François OZENDA, L’incendie (1956)
Ozenda François (1923-1976). Né à
Marseille, il entre à l’Ecole des beaux-arts, n’y reste que trois mois et
trouve un emploi chez un encadreur. Il se déplace ensuite de ville en ville et
pratique divers métiers. Ozenda réalise de grands dessins à l’encre, où
l’écriture se mêle à la figure, et pratique aussi le collage.
(Notice biographique, in Lucienne Peiry,
L’Art Brut , Flammarion,
1997)
J’ai acheté cette aquarelle ( ?) auprès d’Alphonse Chave, en
sa galerie des Mages, avenue des Poilus à Vence, lors de l’exposition d’Ozenda.
Je ne me souviens plus si c’était durant l’été 1956 ou l’été 1957…
Ozenda, je le connaissais de vue. Je le croisais parfois
dans les ruelles de Vence ou aux terrasses du Grand Jardin. Maigre, négligé, il
avait l’allure bohème d’un rapin désargenté. À mes yeux d’humble artisan
charpentier, il portait auréole d’artiste. Un peu fou ? Affamé ? Je n’ai jamais osé
l’aborder : différence d’âge ? Pour
lui parler de quoi ? Nous n’avions aucun copain commun. D’ailleurs, ce
solitaire avait-il une famille, une compagne ? De quoi vivait-il ?
À cette impressionnante exposition, Ozenda présentait
divers formats, certains fort importants, dont une Annonciation ou quelque
chose comme ça, où il avait peint la Madone nantie d’un sein en relief :
il appuyait sur le sein et le relief s’enfonçait sous le doigt avant de
reprendre forme de nichon : il avait coupé en deux une poire à lavement en
caoutchouc pour obtenir cet effet. Cela l’amusait beaucoup. Il se plaisait à répéter
ce numéro du sein élastique. Monsieur Chave le morigénait : cela écaillait le
tableau ! En effet, comme le reste de la toile, le caoutchouc de la poire était
peint d’un aléatoire mélange de couleurs et de sable, qui s’effritait
facilement. Ozenda sortait alors de sa poche un tube et un pinceau pour réparer
les dégâts.
Cet Incendie
surtout me bouleversa. J’y trouvais la force que j’admirais déjà chez Chaissac
(découvert grâce à l’ami Schoendorff, en mes années lyonnaises) mais un
Chaissac plus brouillon, plus lyrique si c’est possible, moins débonnaire,
moins terrien dans le fantastique : moins païen et comme emporté par une
panique du sacré…
Surtout, cette aquarelle portait une poignante gravité par
son thème de danse macabre : orchestration de cercueils, de crucifix, de
revenants, de masques fantômes, de Cerbère noir gardant les feux de l’enfer.
J’appréciais beaucoup l’habileté dans l’expression des
flammes, cette violence du geste pictural mis alors à la mode par Mathieu,
ce fourmillement digne d’un Wols…
J’appréciais aussi l’utilisation de l’écriture comme éléments plastiques,
procédé encore timide depuis le cubisme.
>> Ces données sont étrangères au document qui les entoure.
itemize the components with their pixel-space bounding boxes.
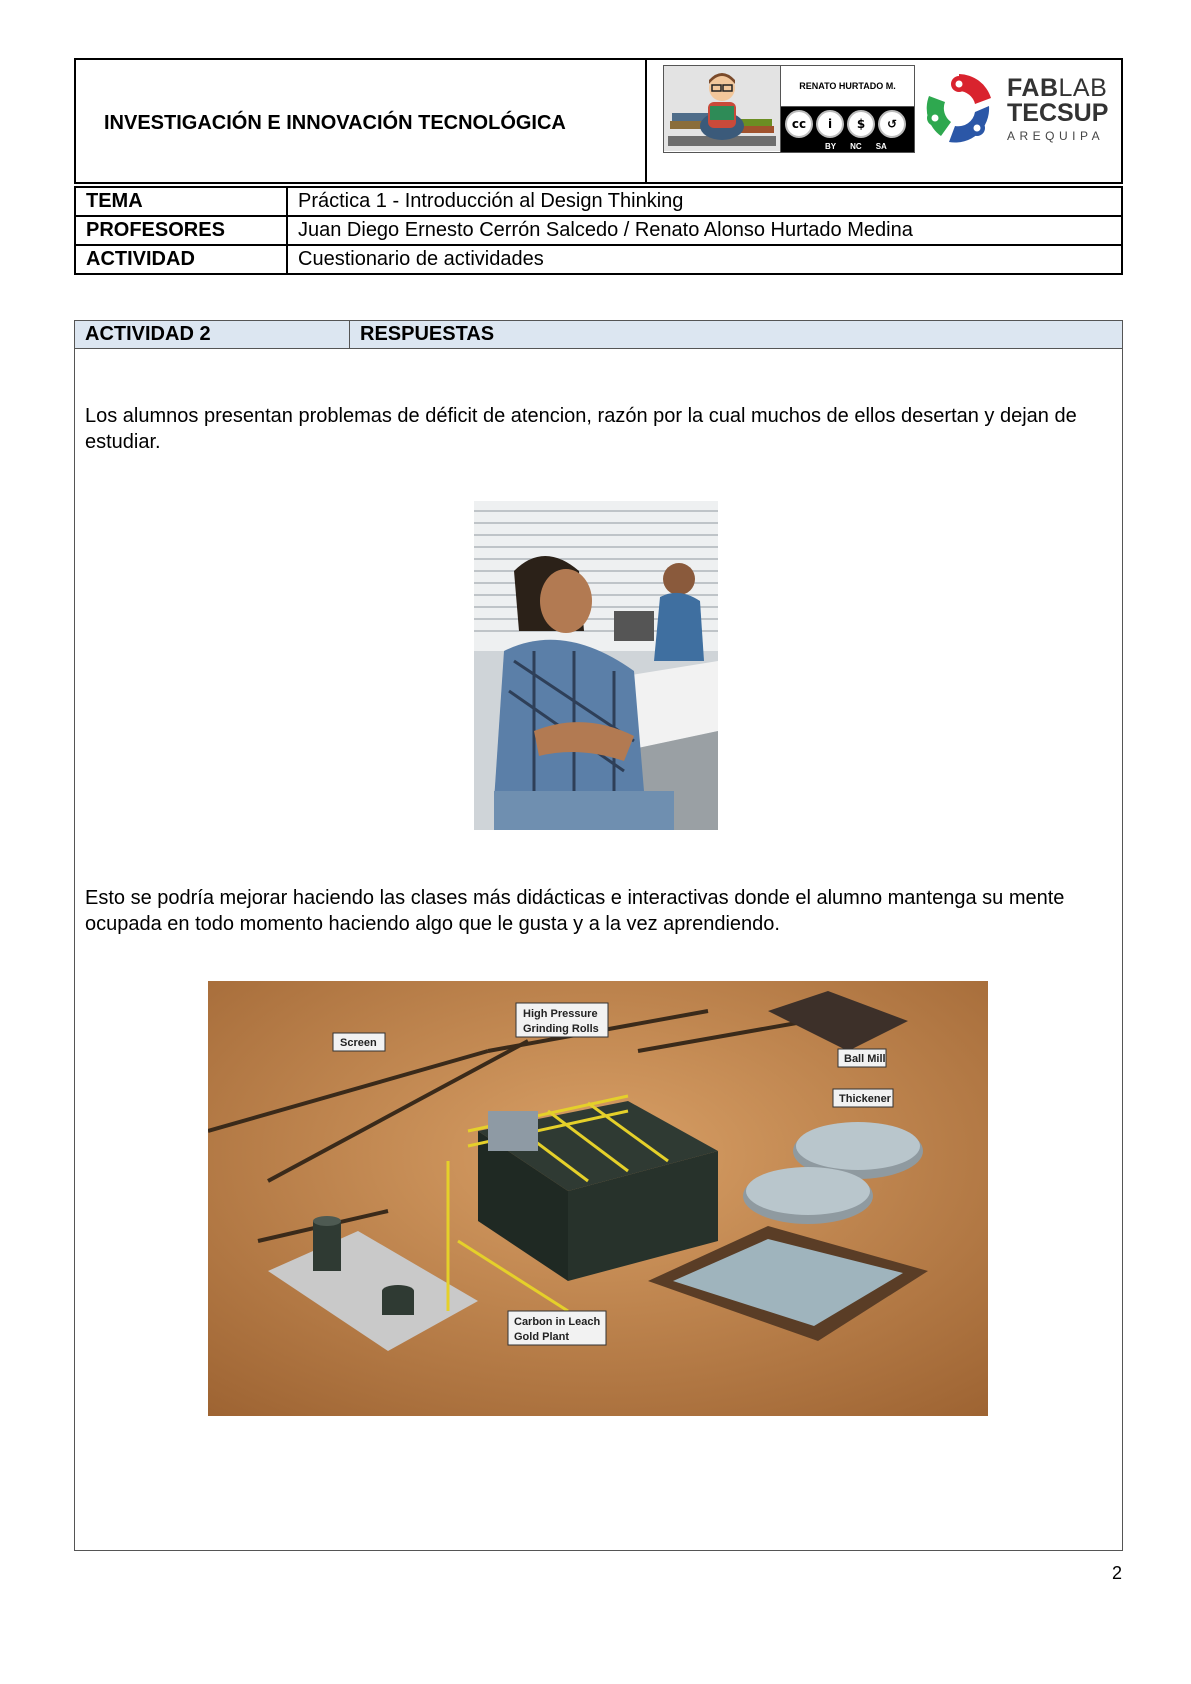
activity-header-label: ACTIVIDAD 2 <box>75 321 350 348</box>
label-ball-mill: Ball Mill <box>844 1053 886 1065</box>
author-name: RENATO HURTADO M. <box>781 66 914 107</box>
info-row-tema: TEMA Práctica 1 - Introducción al Design… <box>74 186 1123 217</box>
fablab-wordmark: FABLAB TECSUP AREQUIPA <box>1007 74 1109 143</box>
fablab-lab: LAB <box>1058 74 1108 102</box>
info-label: TEMA <box>74 186 288 217</box>
header-title-cell: INVESTIGACIÓN E INNOVACIÓN TECNOLÓGICA <box>76 60 647 182</box>
activity-section: ACTIVIDAD 2 RESPUESTAS Los alumnos prese… <box>74 320 1123 1551</box>
nc-icon: $ <box>847 110 875 138</box>
info-table: TEMA Práctica 1 - Introducción al Design… <box>74 186 1123 275</box>
info-row-profesores: PROFESORES Juan Diego Ernesto Cerrón Sal… <box>74 215 1123 246</box>
header-logos-cell: RENATO HURTADO M. cc i $ ↺ BY NC SA FABL… <box>647 60 1121 182</box>
label-hpgr-line2: Grinding Rolls <box>523 1023 599 1035</box>
label-screen: Screen <box>340 1037 377 1049</box>
label-cil-line2: Gold Plant <box>514 1331 569 1343</box>
answers-header-label: RESPUESTAS <box>360 323 495 345</box>
label-thickener: Thickener <box>839 1093 892 1105</box>
sa-icon: ↺ <box>878 110 906 138</box>
sleeping-student-photo <box>474 501 718 830</box>
badge-text-area: RENATO HURTADO M. cc i $ ↺ BY NC SA <box>780 66 914 152</box>
license-label-nc: NC <box>850 142 862 151</box>
activity-header-row: ACTIVIDAD 2 RESPUESTAS <box>75 321 1122 349</box>
cc-license-strip: cc i $ ↺ BY NC SA <box>781 107 914 152</box>
answer-paragraph-solution: Esto se podría mejorar haciendo las clas… <box>85 887 1065 935</box>
info-row-actividad: ACTIVIDAD Cuestionario de actividades <box>74 244 1123 275</box>
info-value: Juan Diego Ernesto Cerrón Salcedo / Rena… <box>286 215 1123 246</box>
fablab-tecsup: TECSUP <box>1007 99 1109 127</box>
license-label-by: BY <box>825 142 837 151</box>
gold-plant-illustration: Screen High Pressure Grinding Rolls Ball… <box>208 981 988 1416</box>
license-label-sa: SA <box>875 142 887 151</box>
label-hpgr-line1: High Pressure <box>523 1008 598 1020</box>
fablab-fab: FAB <box>1007 74 1059 102</box>
document-title: INVESTIGACIÓN E INNOVACIÓN TECNOLÓGICA <box>104 111 566 134</box>
by-icon: i <box>816 110 844 138</box>
info-label: ACTIVIDAD <box>74 244 288 275</box>
author-avatar <box>664 66 780 151</box>
cc-icon: cc <box>785 110 813 138</box>
label-cil-line1: Carbon in Leach <box>514 1316 600 1328</box>
page-number: 2 <box>1112 1563 1123 1583</box>
fablab-arequipa: AREQUIPA <box>1007 129 1105 143</box>
fablab-logo-icon <box>926 74 991 143</box>
info-value: Cuestionario de actividades <box>286 244 1123 275</box>
info-value: Práctica 1 - Introducción al Design Thin… <box>286 186 1123 217</box>
author-license-badge: RENATO HURTADO M. cc i $ ↺ BY NC SA <box>663 65 915 153</box>
document-header: INVESTIGACIÓN E INNOVACIÓN TECNOLÓGICA R… <box>74 58 1123 184</box>
info-label: PROFESORES <box>74 215 288 246</box>
answer-paragraph-problem: Los alumnos presentan problemas de défic… <box>85 405 1077 453</box>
Bref, je goûtais cette œuvre avec mon
œil de l’époque.
Chaque jour, je passais à la galerie pour admirer cette aquarelle touchée d’impatience
et de frayeur. Monsieur Chave avait bien remarqué ma timide assiduité. L’homme
m’impressionnait par son talent de découvreur. Il m’indiqua les circonstances
de cette composition. Un soir, Ozenda, probablement ivre, avait renversé le
réchaud à alcool sur lequel il faisait bouillir des nouilles si bien que le feu
avait pris en sa chambrette. Le malheureux avait réussi à éteindre ce début
d’incendie en utilisant son unique couverture mais dans la nuit, un cauchemar
de Jugement Dernier avait éveillé l’artiste affamé, grelottant sous sa
couverture trempée et puante. Mais probablement déjà dégrisé. Sur le champ, il
avait donc jeté sur le papier son cauchemar, réalisé ce témoignage. Monsieur
Dubuffet admirait fort l’exécution des flammes, ajoutait Monsieur Chave.
L’idée
d’acheter un tableau ne m’effleurait alors même pas, mais j’avais dû vendre
quelque sculpture d’olivier et, moi qui n’avais ni l’âme ni les moyens d’un
collectionneur, je décidais d’acquérir cette “vraie” œuvre d’art ! À vrai dire,
je disposais tout juste assez d’argent pour régler cette aquarelle modeste et
il ne me restait plus un sou pour l’encadrement que Monsieur Chave me proposait
de réaliser. Plus tard je lui en
passerai commande, promis-je de bonne foi. En attendant, ce dernier proposa de me prêter ce vieux cadre
en acajou dans lequel l’œuvre était exposée et qu’elle n’a jamais quitté
puisque, honte, je ne le lui ai jamais rendu.